Temperature regulation is one of the fundamental functions of life and human beings have developed various solutions that add to that functionality. They can use fans and have air conditioned homes, offices, and cars, and do simple things like taking off clothes or wearing sun hats. But animals don’t have this level of control and pet animals are in many ways dependent on their owners to ensure that they remain at a comfortable temperature. Dogs will often suffer from heatstroke because they have been left in a hot car or a hot room.

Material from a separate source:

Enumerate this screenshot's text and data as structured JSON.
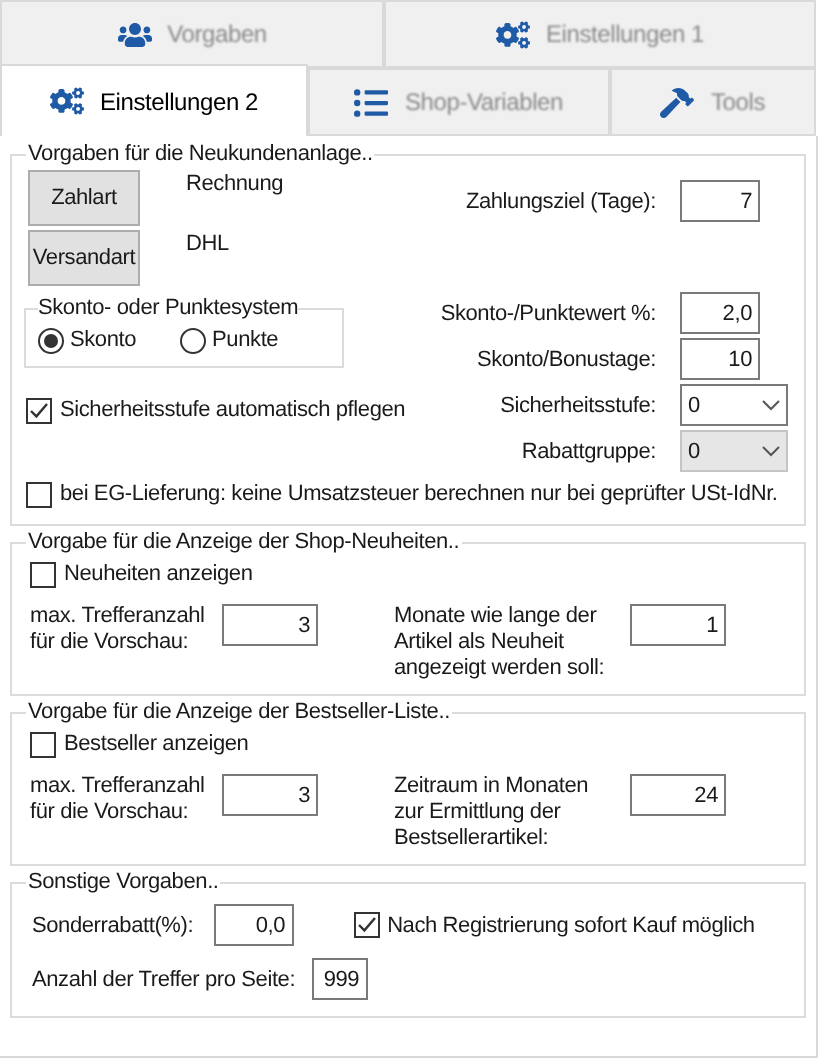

There are quite a few symptoms of heatstroke in dogs to look out for. To begin with the dog is likely to be very uncomfortable. It will be anxious and start panting rapidly. As things get worse excretions such as vomit and diarrhoea may start to appear and the dog may become weak and dizzy. Eventually, if the condition is still unchecked, serious symptoms such as convulsions, losing consciousness, and going into a coma can be the result. Ultimately death is a possibility.
Getting the dog’s temperature back down to normal levels is the key aspect of any treatment for the condition. This could involve applying cool water to the dog and removing it from the hot area and into somewhere cooler. The sooner the symptoms the symptoms are recognised and the sooner the appropriate actions are taken the more likely the dog will be to make a full recovery.
After examination by a vet it maybe that the dog will require extra treatment such as being provided with oxygen or replacement fluids. But there are also common sense things that can be done to prevent heatstroke in the first place such as not leaving the dog in a hot car or room and not allowing them to exercise too much in very hot conditions.